Woe to him who builds his house by unrighteousness, and his upper rooms by injustice; who makes his neighbors work for nothing, and does not give them their wages; who says, “I will build myself a spacious house with large upper rooms,” and who cuts out windows for it, paneling it with cedar, and painting it with vermilion (Jeremiah 22:13-14)
But woe to you Pharisees! For you tithe mint and rue and herbs of all kinds, and neglect justice and the love of God; it is these you ought to have practiced, without neglecting the others (Luke 11:42)
Several years ago there was an orange juice commercial that started out in black-and white. It is a scene at the morning breakfast table that looks like an old episode of Father Knows Best (yes, I just dated myself), where everyone is getting ready for the day and all is well. Everyone is eating a wonderful breakfast; mom is cooking all dressed in her finest frockery. Dad is at the breakfast table conversing with his children. Everyone is smiling in this all too perfect world.

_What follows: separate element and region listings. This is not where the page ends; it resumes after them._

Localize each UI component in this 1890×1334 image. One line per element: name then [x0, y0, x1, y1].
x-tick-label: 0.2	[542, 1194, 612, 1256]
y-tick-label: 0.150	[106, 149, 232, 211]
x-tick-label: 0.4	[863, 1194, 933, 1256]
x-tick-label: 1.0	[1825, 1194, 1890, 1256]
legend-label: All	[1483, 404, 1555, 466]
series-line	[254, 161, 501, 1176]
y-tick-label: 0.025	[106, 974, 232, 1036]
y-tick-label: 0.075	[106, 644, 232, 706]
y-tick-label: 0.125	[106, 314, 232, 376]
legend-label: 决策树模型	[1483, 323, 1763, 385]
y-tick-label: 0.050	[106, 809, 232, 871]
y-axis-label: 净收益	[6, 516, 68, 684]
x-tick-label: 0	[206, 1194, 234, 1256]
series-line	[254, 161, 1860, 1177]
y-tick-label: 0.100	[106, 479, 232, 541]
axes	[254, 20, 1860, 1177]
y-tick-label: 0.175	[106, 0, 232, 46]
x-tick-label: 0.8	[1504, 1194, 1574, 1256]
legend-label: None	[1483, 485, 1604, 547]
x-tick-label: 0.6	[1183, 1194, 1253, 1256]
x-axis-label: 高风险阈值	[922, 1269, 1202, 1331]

Than all of a sudden the scene switches to color and we encounter a much more realistic picture of the modern, twenty-first century family starting the day. The mother, looking as if she has just gotten out of bed, is yelling that it’s time for breakfast. One of the kids is pouring milk in his cereal and all over the table. The other children are zipping out the door so as not to be late, while the father with his nose stuck in the morning newspaper looks up long enough to ask his wife if the kids are up yet.
The truth of the matter is that when it comes to our life and what we want out of life, and how we view our obligations toward others, we all too often construct for ourselves, the ideal, make-believe world that insulates us from the misery and pain we see around us. We walk around in life with our eyes focused on the reality we have constructed rather then the world that in actuality impinges upon us from all directions.
The Bible is the window on the real world. If we are willing to read the Bible with our eyes wide open that make-believe world gets trashed right before our eyes. The Bible does not invite us to enter a world of make-believe where all is well, where beggars can be ignored, and injustice swept to the periphery of our vision. Rather the Bible invites us into the real world where we have a responsibility to reach out to those whom Jesus sees but the rest of the world overlooks. We can indeed rest assured that one day the world will become perfect and there will be no more beggars at the gate; and there will be no more blindness. Everything that threatens God’s perfect design for his creation will pass away. But when that world comes, it will be God’s doing, and it will not be a figment of our own imaginations.
If we refuse to open our eyes to reality that Jesus says is right in front of us, there are things that we see and other things that we ignore. We see certain people and ignore others. We see certain aspects of God’s work while ignoring other aspects of God’s doings in this world that are less agreeable and congenial to us. But Jesus helps us to see, forcing us to look upon those things and those people whom we, in our sin, fail to see.
The risen Christ has the power, if we are willing, to open our eyes, that we might see the world and those around us with his vision, the vision of Jesus Christ.